Sunday, December 20, 2009

Indian Fighter

My great, great, great grandfather, William Rowell was born in 1791 in South Carolina and moved to what is now Taylor County Florida in the 1820s. This was just a few years after Florida was bought from Spain. He was on the first Florida census taken in 1830.

Most of the territory was inhabited by Native Americans and the new white settlers were not welcomed by them at all. William Rowell enlisted as a private in the Florida Militia in 1836 during the 2nd Florida Indian War and served in several tours and battles around the state. By 1837 he had been promoted to 2nd Lieutenant and had his own Company. The 2nd Florida Indian wars continued from 1835 to 1842, in between conflicts the men returning home to take care of crops and family.
William Rowell was promoted to Captain by 1839 when a New York newspaper printed the following account of one of his encounters with the Indians.

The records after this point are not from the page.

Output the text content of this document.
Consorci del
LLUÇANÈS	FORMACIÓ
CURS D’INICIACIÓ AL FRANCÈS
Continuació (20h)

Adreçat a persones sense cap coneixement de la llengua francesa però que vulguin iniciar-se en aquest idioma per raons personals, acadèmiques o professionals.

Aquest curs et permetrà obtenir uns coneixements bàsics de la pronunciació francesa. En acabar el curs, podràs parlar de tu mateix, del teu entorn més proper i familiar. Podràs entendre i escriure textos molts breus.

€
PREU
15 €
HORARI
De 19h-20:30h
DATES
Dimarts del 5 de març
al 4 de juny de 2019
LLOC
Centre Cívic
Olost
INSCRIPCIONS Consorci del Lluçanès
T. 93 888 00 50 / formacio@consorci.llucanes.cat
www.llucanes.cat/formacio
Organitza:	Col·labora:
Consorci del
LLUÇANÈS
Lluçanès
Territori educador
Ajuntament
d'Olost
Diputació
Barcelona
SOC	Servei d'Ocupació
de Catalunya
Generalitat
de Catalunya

New York American - April 2, 1839 Pages 6-7

Tallahassee - March 20

POSTSCRIPT - We stop the press to tell another tale of Indian fighting, blood and murder. We shall be brief, for we are sick at heart upon even an approach to this subject.

On Monday, while Captain Rowell's company was scouting, they fell in with an old Negro man, who told them that they had just seen Indians and directed the soldiers where they might find them. The scouts charged on and soon came in sight of two Indians, who were quietly seated on a fence and who beckoned the whites in a friendly manner to approach, which the latter did fearlessly, and upon nearing the fence, were fired on by a large party of Indians who were concealed in the hammock, supposed to number from 60 to 70.

Two of Capt. R's company were killed on the spot and two badly wounded. One dead Indian was afterwards found on the ground.

Captain Rowell and his men are said to have fought bravely but had not sufficient force to contend successfully with the foe.